REUTERS 2000: BERLIN — German President Johannes Rau called on Monday for a system of rules to govern the Internet to combat the rise in Web sites promoting racism and xenophobia.
“We need a framework that sets boundaries for the use of modern information technology,” Rau said at the start of a two-day conference in Berlin on hate-speech on the Internet.
“We cannot just stand by and watch while opponents of human rights and those contemptuous of democracy exploit these new technological possibilities,” said Rau, whose office is primarily ceremonial.
The conference’s co-organizers, the Los Angeles-based Simon Wiesenthal Center named after the Austrian Nazi hunter, left, said while there was just one Web site promoting hate in 1995, there were now over 2,000.
In Germany alone the number of extreme right-wing home pages has jumped to 330 this year, about 10 times more than four years ago, the country’s internal security watchdog says.
‘To stop hate on the Internet we need European initiatives, but also action that reaches beyond Europe’ — Justice Minister Herta Daeubler-Gmelin
Justice Minister Herta Daeubler-Gmelin told the conference Germany was very worried about the trend.
“To stop hate on the Internet we need European initiatives, but also action that reaches beyond Europe,” she said.
European Justice and Home Affairs Commissioner Antonio Vitorino agreed. “The Internet is an international phenomenon in every sense of the word and any effective response will hinge on high levels of international cooperation,” he said.

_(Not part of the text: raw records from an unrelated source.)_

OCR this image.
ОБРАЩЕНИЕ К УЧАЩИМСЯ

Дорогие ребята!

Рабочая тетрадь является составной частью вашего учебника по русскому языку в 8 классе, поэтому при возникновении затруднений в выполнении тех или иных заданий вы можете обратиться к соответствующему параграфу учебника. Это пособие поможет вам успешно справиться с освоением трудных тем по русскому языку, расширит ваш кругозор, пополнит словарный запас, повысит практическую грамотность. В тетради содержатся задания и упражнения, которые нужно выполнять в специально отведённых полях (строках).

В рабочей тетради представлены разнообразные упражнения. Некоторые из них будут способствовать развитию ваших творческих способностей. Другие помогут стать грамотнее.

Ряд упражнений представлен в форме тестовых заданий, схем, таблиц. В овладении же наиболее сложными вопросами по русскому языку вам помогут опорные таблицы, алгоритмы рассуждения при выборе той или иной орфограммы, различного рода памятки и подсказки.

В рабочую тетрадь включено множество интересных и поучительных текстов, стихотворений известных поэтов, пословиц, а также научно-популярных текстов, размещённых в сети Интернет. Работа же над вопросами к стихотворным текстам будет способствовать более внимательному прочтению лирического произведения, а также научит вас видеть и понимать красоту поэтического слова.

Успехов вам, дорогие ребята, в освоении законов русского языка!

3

Vitorino said there was still a worrying level of racism and xenophobia in Europe and said neo-Nazi groups had moved their home pages to servers outside the continent to sell their books and insignia and promote far-right theories.

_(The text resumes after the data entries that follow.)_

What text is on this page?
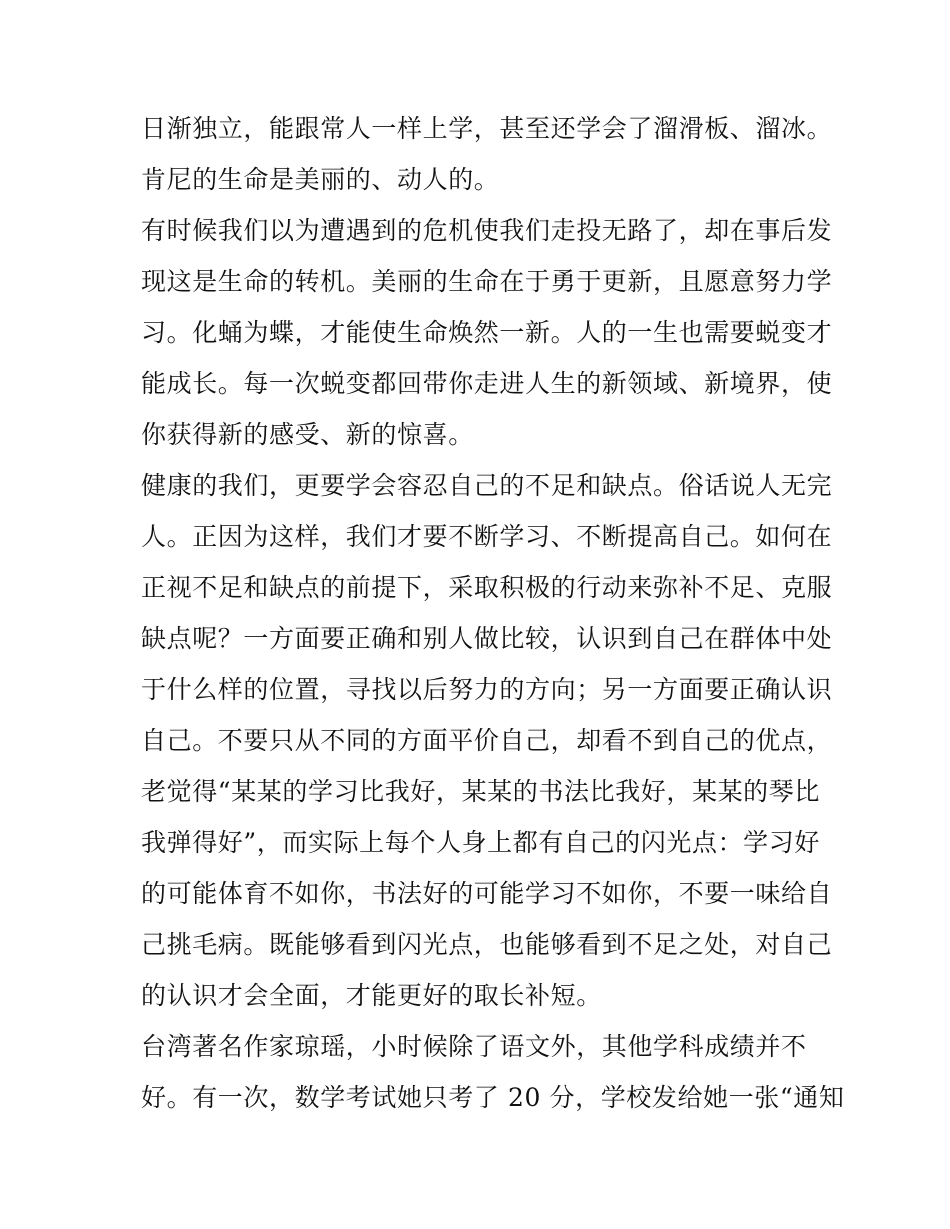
日渐独立，能跟常人一样上学，甚至还学会了溜滑板、溜冰。
肯尼的生命是美丽的、动人的。
有时候我们以为遭遇到的危机使我们走投无路了，却在事后发
现这是生命的转机。美丽的生命在于勇于更新，且愿意努力学
习。化蛹为蝶，才能使生命焕然一新。人的一生也需要蜕变才
能成长。每一次蜕变都回带你走进人生的新领域、新境界，使
你获得新的感受、新的惊喜。
健康的我们，更要学会容忍自己的不足和缺点。俗话说人无完
人。正因为这样，我们才要不断学习、不断提高自己。如何在
正视不足和缺点的前提下，采取积极的行动来弥补不足、克服
缺点呢？一方面要正确和别人做比较，认识到自己在群体中处
于什么样的位置，寻找以后努力的方向；另一方面要正确认识
自己。不要只从不同的方面平价自己，却看不到自己的优点，
老觉得“某某的学习比我好，某某的书法比我好，某某的琴比
我弹得好”，而实际上每个人身上都有自己的闪光点：学习好
的可能体育不如你，书法好的可能学习不如你，不要一味给自
己挑毛病。既能够看到闪光点，也能够看到不足之处，对自己
的认识才会全面，才能更好的取长补短。
台湾著名作家琼瑶，小时候除了语文外，其他学科成绩并不
好。有一次，数学考试她只考了 20 分，学校发给她一张“通知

Europe to act against cyberspace crime
Vitorino told the conference he hoped a draft European convention on crimes in cyberspace would be completed by the end of this year and said the Commission would also propose an initiative against child pornography on the Internet and discuss similar moves against hate promoted on the Web.
Robert Cailliau, the co-inventor of the World Wide Web, repeated calls for all Internet users to be licensed.